The next leg for bitcoin depends on oil, and at this point, it could go either way.

Bitcoin’s (BTC) near-term trajectory is being shaped less by crypto-native factors and more by the direction of oil, as macro conditions take center stage.

BTC has climbed back to roughly $70,900 from early-week lows near $67,000, following a broad risk-on move triggered by the U.S.-Iran ceasefire, which sent crude prices tumbling about 15% to below $100 per barrel.

Still, the recovery lacks conviction. Bitcoin has reclaimed the $70,000 level multiple times in recent weeks, but each attempt has failed to generate sustained follow-through.

Analysts at Bitfinex argue that oil remains the key variable. A prolonged 15%–16% decline in crude would likely shift expectations around monetary policy, encouraging markets to price in earlier rate cuts and providing a structural boost to non-yielding assets like bitcoin.

Such a move would also help alleviate inflation pressures, potentially giving the Federal Reserve more flexibility to ease policy later this year.

Market positioning suggests that, if conditions align, bitcoin could see a sharp upside move.
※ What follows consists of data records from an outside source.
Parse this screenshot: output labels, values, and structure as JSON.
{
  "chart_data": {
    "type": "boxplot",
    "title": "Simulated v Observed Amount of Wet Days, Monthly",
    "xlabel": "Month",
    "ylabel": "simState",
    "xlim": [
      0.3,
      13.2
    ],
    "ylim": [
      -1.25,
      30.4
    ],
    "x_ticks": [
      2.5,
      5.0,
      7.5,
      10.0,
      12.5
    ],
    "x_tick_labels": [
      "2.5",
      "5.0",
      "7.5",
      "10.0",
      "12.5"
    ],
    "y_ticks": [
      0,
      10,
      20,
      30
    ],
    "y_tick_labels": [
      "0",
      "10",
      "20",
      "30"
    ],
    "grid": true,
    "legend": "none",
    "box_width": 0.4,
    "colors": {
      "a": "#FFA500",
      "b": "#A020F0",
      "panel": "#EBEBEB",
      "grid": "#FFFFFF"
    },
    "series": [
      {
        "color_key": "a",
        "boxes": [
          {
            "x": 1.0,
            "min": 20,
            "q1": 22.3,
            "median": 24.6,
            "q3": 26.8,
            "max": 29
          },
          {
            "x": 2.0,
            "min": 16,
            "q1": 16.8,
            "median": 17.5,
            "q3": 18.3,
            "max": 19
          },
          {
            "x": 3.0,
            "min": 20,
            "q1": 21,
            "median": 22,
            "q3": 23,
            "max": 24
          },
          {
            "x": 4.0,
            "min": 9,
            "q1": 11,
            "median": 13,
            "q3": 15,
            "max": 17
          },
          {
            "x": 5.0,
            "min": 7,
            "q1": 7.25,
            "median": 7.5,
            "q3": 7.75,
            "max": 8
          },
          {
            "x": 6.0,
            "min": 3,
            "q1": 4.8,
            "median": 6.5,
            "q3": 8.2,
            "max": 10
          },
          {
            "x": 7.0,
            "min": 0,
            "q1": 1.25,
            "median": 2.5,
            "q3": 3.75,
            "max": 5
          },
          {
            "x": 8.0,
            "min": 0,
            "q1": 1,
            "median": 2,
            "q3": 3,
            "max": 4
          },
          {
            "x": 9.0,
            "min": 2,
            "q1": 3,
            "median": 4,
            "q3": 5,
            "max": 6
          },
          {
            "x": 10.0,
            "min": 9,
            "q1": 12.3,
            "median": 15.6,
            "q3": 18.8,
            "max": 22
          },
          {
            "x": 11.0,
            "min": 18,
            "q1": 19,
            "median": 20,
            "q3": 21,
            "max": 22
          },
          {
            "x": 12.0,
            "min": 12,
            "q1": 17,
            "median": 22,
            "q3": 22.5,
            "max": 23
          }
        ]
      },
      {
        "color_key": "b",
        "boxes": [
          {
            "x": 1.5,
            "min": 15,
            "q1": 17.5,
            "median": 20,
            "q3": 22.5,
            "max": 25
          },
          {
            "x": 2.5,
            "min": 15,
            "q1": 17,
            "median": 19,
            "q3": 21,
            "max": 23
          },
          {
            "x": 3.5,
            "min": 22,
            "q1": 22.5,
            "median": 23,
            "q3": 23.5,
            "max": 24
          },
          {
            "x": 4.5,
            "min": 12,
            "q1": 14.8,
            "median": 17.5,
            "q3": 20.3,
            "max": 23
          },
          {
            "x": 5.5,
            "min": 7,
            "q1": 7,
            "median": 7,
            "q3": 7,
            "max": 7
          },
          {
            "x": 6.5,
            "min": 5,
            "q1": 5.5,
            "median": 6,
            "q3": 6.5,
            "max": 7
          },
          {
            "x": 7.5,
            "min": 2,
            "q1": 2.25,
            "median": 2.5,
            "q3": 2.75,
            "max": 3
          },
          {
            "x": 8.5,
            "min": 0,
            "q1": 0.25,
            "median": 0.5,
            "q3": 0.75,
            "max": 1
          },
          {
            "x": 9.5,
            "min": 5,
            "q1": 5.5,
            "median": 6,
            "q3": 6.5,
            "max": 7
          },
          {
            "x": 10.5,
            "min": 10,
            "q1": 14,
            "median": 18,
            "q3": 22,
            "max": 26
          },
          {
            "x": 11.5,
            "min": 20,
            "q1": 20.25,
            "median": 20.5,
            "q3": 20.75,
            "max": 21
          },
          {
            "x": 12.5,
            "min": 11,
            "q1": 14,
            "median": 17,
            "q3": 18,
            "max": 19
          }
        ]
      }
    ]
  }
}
A dense pocket of leveraged short positions sits just above current levels, creating the potential for a squeeze-driven rally.

“Roughly $6 billion in shorts are clustered between $72,200 and $73,500,” said Adam Saville Brown of Tesseract Group. “A break through that range could trigger a cascade of liquidations, opening the path toward $80,000.”

For now, though, rate-cut expectations remain subdued. Elevated energy prices risk keeping inflation sticky, which could leave the Fed maintaining a higher-for-longer stance, with rates holding near 3.5%.

Complicating the outlook, the geopolitical backdrop is already deteriorating. The ceasefire that sparked the recent rally is showing signs of strain, with renewed tensions and reports of disruptions to shipping through the Strait of Hormuz.

That raises the possibility of another surge in oil prices, which could quickly shift markets back into risk-off mode.

“The downside scenario is straightforward—if the ceasefire breaks down and oil rebounds above $100, sentiment likely reverses,” Brown said.

Bitfinex analysts added that crude could spike toward $120 if disruptions in the Strait persist, further undermining the case for near-term policy easing.

With the ceasefire set to last just two weeks, markets are effectively navigating a binary setup. The path of oil—and its implications for inflation and interest rates—will likely determine bitcoin’s next decisive move.